The Lost Vuarnets played off and on at local venues and festivals for close to 40 years. It was at one of those gigs Mike Gastineau of Freeland met and befriended Smith a decade ago.
Gastineau said the Cafe in the Woods was an important gathering spot and a “neighborhood beacon” for the South Whidbey community. It was there locals enjoyed a meal and chit-chatted. He said Smith embodied “the idea of the old time proprietor” by going table to table visiting with guests.
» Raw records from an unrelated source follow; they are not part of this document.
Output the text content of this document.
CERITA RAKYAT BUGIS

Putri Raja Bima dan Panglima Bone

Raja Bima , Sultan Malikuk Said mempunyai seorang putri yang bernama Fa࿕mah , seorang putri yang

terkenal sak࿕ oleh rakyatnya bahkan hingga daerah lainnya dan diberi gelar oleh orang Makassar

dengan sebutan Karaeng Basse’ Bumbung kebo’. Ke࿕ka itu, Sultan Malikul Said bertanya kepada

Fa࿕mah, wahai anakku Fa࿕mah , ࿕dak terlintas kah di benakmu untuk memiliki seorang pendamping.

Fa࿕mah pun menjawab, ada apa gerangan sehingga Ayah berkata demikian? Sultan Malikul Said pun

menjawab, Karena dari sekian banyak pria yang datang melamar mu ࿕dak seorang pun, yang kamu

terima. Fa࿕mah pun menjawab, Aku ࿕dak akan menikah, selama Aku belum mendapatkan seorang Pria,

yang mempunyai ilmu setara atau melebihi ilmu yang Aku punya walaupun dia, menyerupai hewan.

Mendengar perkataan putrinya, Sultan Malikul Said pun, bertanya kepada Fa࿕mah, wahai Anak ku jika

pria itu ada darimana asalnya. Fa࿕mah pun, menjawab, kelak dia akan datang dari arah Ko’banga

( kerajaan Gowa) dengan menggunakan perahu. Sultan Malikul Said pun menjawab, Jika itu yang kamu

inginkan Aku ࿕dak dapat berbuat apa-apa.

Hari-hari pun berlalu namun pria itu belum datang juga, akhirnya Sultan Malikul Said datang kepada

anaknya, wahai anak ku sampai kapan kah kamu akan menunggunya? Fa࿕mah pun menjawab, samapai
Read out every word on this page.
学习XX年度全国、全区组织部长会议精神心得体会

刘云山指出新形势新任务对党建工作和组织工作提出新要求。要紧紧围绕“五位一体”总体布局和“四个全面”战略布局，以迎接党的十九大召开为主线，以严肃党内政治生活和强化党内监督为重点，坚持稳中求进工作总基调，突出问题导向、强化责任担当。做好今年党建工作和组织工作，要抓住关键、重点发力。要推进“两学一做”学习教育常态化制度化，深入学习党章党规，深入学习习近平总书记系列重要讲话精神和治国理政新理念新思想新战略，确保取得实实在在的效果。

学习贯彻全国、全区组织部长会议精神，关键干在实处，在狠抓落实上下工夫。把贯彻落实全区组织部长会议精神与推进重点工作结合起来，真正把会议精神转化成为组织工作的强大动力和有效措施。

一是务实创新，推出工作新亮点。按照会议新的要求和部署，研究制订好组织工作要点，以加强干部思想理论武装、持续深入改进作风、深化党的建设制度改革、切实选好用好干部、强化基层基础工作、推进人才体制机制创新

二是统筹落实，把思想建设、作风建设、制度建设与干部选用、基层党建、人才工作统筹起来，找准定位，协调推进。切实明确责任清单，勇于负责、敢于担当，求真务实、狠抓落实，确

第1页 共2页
“Gary was like an approaching thunderstorm,” Gastineau wrote in a Facebook post. “You usually heard him before you saw him. He knew everyone who came into his place, and if he didn’t know you, he introduced himself.”
On several occasions, Smith cleared out the coffee roasting area in his warehouse to host live music, like his band and out-of-town artists.
“He nicknamed it ‘Bean-a-Roya Hall,’ which I loved,” Gastineau said. The makeshift performance hall “wasn’t fancy at all, but it was cool.”
In recent years the Smiths shifted focus away from the cafe to prioritize their roasting business. As of last year the space was leased to Seabiscuit Bakery. And while Mukilteo Coffee Roasters out lives Smith, the loss of its founder is deeply felt in the community.
“He was so loved,” Gould said. “It’s hard to replace somebody like that.”